Allerdings lässt er bei Rammstein: Paris dann doch arg raushängen, dass er ein „Künstler“ ist. Kein Wunder, dass er zwei Jahre alleine für den Schnitt brauchte, wenn man bedenkt, dass zu Beginn von „Sonne“ jedes Bild maximal für eine Zehntelsekunde zu sehen ist. Wem nach zwei Minuten noch nicht schwindelig oder schlecht ist, der fährt auch Nonstop in der Achterbahn. Für Fans, die einfach nur ein Konzert und die Show genießen wollen, ist das allerdings bisweilen schwer zu ertragen. Man hat den Eindruck, dass Åkerlund seine 25 oder 30 genutzten (die Angaben widersprechen sich da teils) Kameras unbedingt in jedem einzelnen Song verwenden wollte – auf dicke Hose machen nennt man das wohl unter Gleichgesinnten. Glücklicherweise hält er dieses Stakkato nicht bis zum Ende aufrecht und lässt bspw. beim intimeren Set mitten im Publikum nach gut 70 Minuten den Fokus auch mal für ein bis zwei Sekunden auf einer Position. Jetzt ist es natürlich so, dass die Musik von Rammstein durchaus zu wilden Eskapaden verleitet, doch Åkerlund erzeugt mutwillig Dynamik, wo sie so krass eigentlich gar nicht ist. Selbst bei „Mutter“, einem dann doch eher getragenen Song, wechselt das Bild im Refrain viel zu oft und die Überblendungen während der Strophen schaffen es nicht mal bis zum völligen Aufbau eines jeden Bildes – Herr Åkerlund, hier haben sie es wirklich maßlos übertrieben.
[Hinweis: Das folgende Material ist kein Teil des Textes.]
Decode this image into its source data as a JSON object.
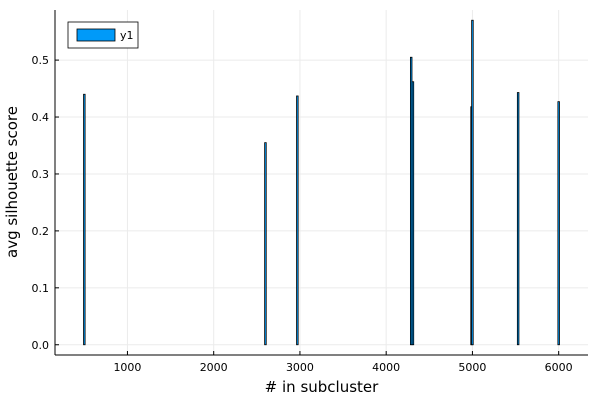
{
  "chart_data": {
    "type": "bar",
    "xlabel": "# in subcluster",
    "ylabel": "avg silhouette score",
    "xlim": [
      160,
      6340
    ],
    "ylim": [
      -0.018,
      0.588
    ],
    "grid": true,
    "legend": {
      "position": "top-left",
      "entries": [
        "y1"
      ]
    },
    "colors": {
      "series": "#009af9",
      "bar_edge": "#000000",
      "grid": "#ebebeb",
      "axis": "#000000"
    },
    "x_ticks": [
      {
        "value": 1000,
        "label": "1000"
      },
      {
        "value": 2000,
        "label": "2000"
      },
      {
        "value": 3000,
        "label": "3000"
      },
      {
        "value": 4000,
        "label": "4000"
      },
      {
        "value": 5000,
        "label": "5000"
      },
      {
        "value": 6000,
        "label": "6000"
      }
    ],
    "y_ticks": [
      {
        "value": 0.0,
        "label": "0.0"
      },
      {
        "value": 0.1,
        "label": "0.1"
      },
      {
        "value": 0.2,
        "label": "0.2"
      },
      {
        "value": 0.3,
        "label": "0.3"
      },
      {
        "value": 0.4,
        "label": "0.4"
      },
      {
        "value": 0.5,
        "label": "0.5"
      }
    ],
    "series": [
      {
        "name": "y1",
        "x": [
          500,
          2600,
          2970,
          4290,
          4310,
          4990,
          5000,
          5530,
          6000
        ],
        "values": [
          0.44,
          0.355,
          0.437,
          0.505,
          0.462,
          0.418,
          0.57,
          0.443,
          0.427
        ]
      }
    ]
  }
}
Musikalisch sind Rammstein allerdings durchaus respektabel unterwegs. Zum einen hat Lindemann im Laufe der Jahre seinen zu Beginn doch eher limitierten Gesang hörbar verfeinert und zum anderen gehen 20 Jahre Konzerterfahrung an einem eingespielten Team, das nie Besetzungswechsel erfahren hat (auch eine Leistung) nicht spurlos am Können vorbei. Allerdings sind Rammstein, bzw. Frontmann Till Lindemann mittlerweile doch recht statisch geworden. „Früher war mehr Lametta“, könnte man sagen, und nicht nur körperlich entwickelt sich der Sänger langsam zum Steven Seagal der harten Rockmusik. Dabei sollte man meinen, dass das ganze schwere Equipment (von der Montur bis zum massiven Flammenwerfer) in Verbindung mit zweistündigen Bühnenshows unter erschwerten Hitze-Bedingungen für mehr körperliche Fitness sorgen würde.
Mehr Lametta in Form von Show und Pyrotechnik geht allerdings kaum und das können Rammstein noch immer. Ob das der martialische Einzug auf die Bühne ist, der massive Einsatz von Feuer zu „Feuer frei“ oder der mittlerweile standardmäßige Auftritt zu „Mein Teil“, der massiv an Eli Roths Hostel erinnert. Wenn Lindemann mit blutverschmiertem Gesicht seinen Keyboarder Christian Lorenz im riesigen Kochtopf zu flambieren sucht, wirkt das wie ein Live-Horrorfilm mit musikalischer Untermalung. Am Ende sind es halt doch immer noch die „Kids, die neue Spielsachen ausprobieren“, wie Richard Z. Kruspe im Bonusmaterial erzählt. Dabei können sie eben auch anders, wie sie beim intimen Set von und „Bück dich“, „Mann gegen Mann“ und „Ohne dich“ zeigen, wenn sie inmitten des Publikums auf einer kleinen Bühne mit reduzierter Ausstattung spielen – mithin die stärksten Momente des Konzerts.
Das Highlight hält sich Rammstein: Paris allerdings fürs Finale NACH dem Abspann auf, wenn die Band, dem Spielort gerecht werdend, „Frühling in Paris“ vor begeisterten französischen Fans intoniert.

Bild- und Tonqualität

Wenn 25 teils unterschiedliche Kameras zum Einsatz kommen und der Regisseur Jonas Åkerlund heißt, kann die Bildqualität nicht konsistent sein. Von schwarz-weiß-Aufnahmen über brutal einsetzendes Korn bis hin zu sehr rauscharmen und kontraststarken Bildern reicht die Palette und liefert damit für jeden Geschmack etwas. Am schlechtesten geraten die Bilder von Keyboarder Flake, die stark rangezoomt sind und ebenso wie manche Aufnahme von Lindemann sehr unscharf bleiben (12’06). Besser sind Detailaufnahmen von Richard Z. Kruspe, Paul Landers und Oliver Riedel. Auch das „Ketten“hemd von Schlagzeuger Christoph Schneider ist in der Regel knackig zu sehen. Insgesamt hat man aber schon bedeutend bessere Transfers gesehen und fühlt sich bisweilen nicht mal im Full-HD-Zeitalter.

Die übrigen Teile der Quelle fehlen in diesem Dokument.